J&J Yayınları’ndan çıkan Babaoğlu’nun ‘Karanfiller Taze Kaldı’ isimli öykü kitabı, arayış ve umut tarihinin günlük yaşama etkilerinden kesitler sunuyor
Diyadin Turhan*
İbni Haldun, coğrafya ile kader, Amin Maalouf ölüm ile kimlik arasında ilişki kurarken, aynı hakikatin altını çizerler: İnsan içinde doğduğu koşulların ürünüdür. İradesi dışında oluşan koşullar içinde var olma mücadelesi verir. Zorlu ve bedelleri ağır bir mücadeledir söz konusu olan. Mezopotamya dediğimiz kadim coğrafya bu gerçekliği tüm zamanlarda deneyimleyen bir mekandır. Kadim coğrafyanın kadim bir halkı olarak biz de bu deneyimden fazlaca nasiplenmişiz. Tarihimiz bir anlamda istila, işgal, isyan, savunma savaşları, yenilgiler ve küllerinden yeniden doğmanın tarihidir. Küllerinden yeniden doğma gerçeği hem verili olanı aşma arayışına hem de umuda işaret eder. J&J yayınlarından çıkan Burhan Babaoğlu’nun “Karanfiller taze kaldı” isimli öykü kitabı arayış ve umut tarihinin günlük yaşama etkilerinden kesitler sunuyor.
Üç mekan
Yazar öykülerine çocukluğunun ve ilk gençlik yıllarının geçtiği Diyarbakır, Urfa ve Siverek’i mekan olarak seçmiştir. Zaman 1980’ler ile 1990’lardır. Bu yıllar devletin zor aygıtlarıyla topluma, özellikle Kürt gerçekliğine acımasızca yöneldiği, özgürlük umudunu boğmaya çalıştığı yıllardır. Toplumsal hafızaya zindan, işkence, köy yakma, zorla yerinden etme ve yargısız infazlarla kazınmış bir zamandır. Yazar, tüm bunlara tanıklık etmiş, birebir yaşamıştır. Öykülerinden anlıyoruz ki, tanıklıkları ruhunda derin yaralar açmıştır. Yazdıklarıyla bu yaralarına eğilmiştir. Bir başka deyişle ruhunun tuttuğu notları öyküleştirmiştir. Kalemi toplumsal acıları görünür kılarken, ruhunu da sağaltır. Yazar kendini acılarından devşirdiği hakikat üzerinde yeniden inşa eder.

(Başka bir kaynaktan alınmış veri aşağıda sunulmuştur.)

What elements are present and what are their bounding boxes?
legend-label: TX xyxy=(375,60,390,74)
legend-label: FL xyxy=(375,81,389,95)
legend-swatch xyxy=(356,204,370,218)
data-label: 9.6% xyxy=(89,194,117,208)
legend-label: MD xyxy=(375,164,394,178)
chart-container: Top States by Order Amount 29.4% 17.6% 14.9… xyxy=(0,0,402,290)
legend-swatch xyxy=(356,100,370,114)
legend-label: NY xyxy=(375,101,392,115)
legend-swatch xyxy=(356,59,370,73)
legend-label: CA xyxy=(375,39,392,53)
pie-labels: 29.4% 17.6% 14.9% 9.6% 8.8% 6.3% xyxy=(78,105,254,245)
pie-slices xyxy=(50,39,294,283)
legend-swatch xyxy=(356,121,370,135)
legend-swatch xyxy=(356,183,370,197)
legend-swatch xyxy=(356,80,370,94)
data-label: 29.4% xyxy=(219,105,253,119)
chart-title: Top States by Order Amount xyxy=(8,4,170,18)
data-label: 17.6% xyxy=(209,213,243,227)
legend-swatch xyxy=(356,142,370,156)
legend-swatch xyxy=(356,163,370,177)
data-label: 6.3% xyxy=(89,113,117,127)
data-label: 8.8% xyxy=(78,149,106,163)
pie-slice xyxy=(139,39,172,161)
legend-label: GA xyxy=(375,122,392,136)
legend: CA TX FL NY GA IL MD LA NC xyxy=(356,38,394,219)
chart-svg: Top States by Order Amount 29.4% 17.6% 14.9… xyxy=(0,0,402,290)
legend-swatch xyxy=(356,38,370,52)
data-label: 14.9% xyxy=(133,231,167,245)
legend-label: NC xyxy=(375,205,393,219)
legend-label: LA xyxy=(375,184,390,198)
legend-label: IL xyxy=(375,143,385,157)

Kayıpların tutulmamış yası
Burhan Babaoğlu, esaret altında çocukluğuna dönmektedir. Çünkü, “yaşamın nedenini arayan insan çocukluğuna dönerdi. Kökler oradaydı. Çocuk insanlığın hem kökeni hem de geleceğiydi.” Bu kökte darbeler, zindanlar, işkenceler, yerinden edilmeler, yakılan köyler, şehre savrulmalar, şehirde tutunma kavgası vardır. Faili meçhule giden abiler, yakılan çocukluk arkadaşları vardır. Çocuk yüreğine sığmayacak kadar büyük acılardır. Kavranmakta güçlük çekilir. Fakat ruhta depremlere yol açar. Farkında olmasa da sezgileri fay hatlarını harekete geçirir, kırar, örseler. Yaralar derin olduğundan hep o iklimde kalınır. Onun için karanfiller tazedir. Taze kalan karanfiller kayıpların tutulmamış yasını duyururlar.
‘Umut, imkânsız tanımaz’
Çocukluğuna yönelim kendini zulüm karşısında daha güçlü ve donanımlı konumlandırma temelinde olduğundan yazar anılarından umut devşirir. Taze karanfiller tutulmamış yastan umuda evrilir. Çünkü çocuğun gözleri değişen dünyada değişmeyen özü görür. Değişmeyen öz vefa, sevgi, dostluk, sadakat, bağlılık gibi insanlığın asli duygularıdır. Umut bu duyguların büyütülmesi, kıble haline getirilmesi ve yaşamın bu duygular üzerinde inşa edilmesidir. Ve “umut imkânsız tanımaz.”
Toplumsal hafıza
“Karanfiller taze kaldı” yazarın ilk kitabı olmasına rağmen öyküler başarılıdır. Ruhundaki depremleri propagandaya, mağduriyet diline sapmadan, estetik kaygıları önceleyerek anlatır. Ciddi bir emek harcandığını belli eder. Kime redaksiyon ve dizgi hataları olmakla birlikte ciddi kusurları yoktur. Eser, keyifli okumalar vaat etmiyor. Toplumsal hafızada kaydı silinmeyen acı ve hüznü canlandırırken, umutla yeniden başlama gücünü veriyor. Karanfiller, böylece direnişin de tazeliği oluyor.
Burhan Babaoğlu kimdir?
Burhan Babaoğlu, 1969 yılında Siverek’te doğdu. İlkokulu Diyarbakır’da, orta ve liseyi Urfa’da bitirdi. Üniversiteye devam ederken siyasi faaliyetlerinden dolayı 1992 yılında tutuklandı. Müebbet hapis cezası aldı. 27 yıllık zindan yaşamında birçok cezaevinde ‘konuk’ edildi.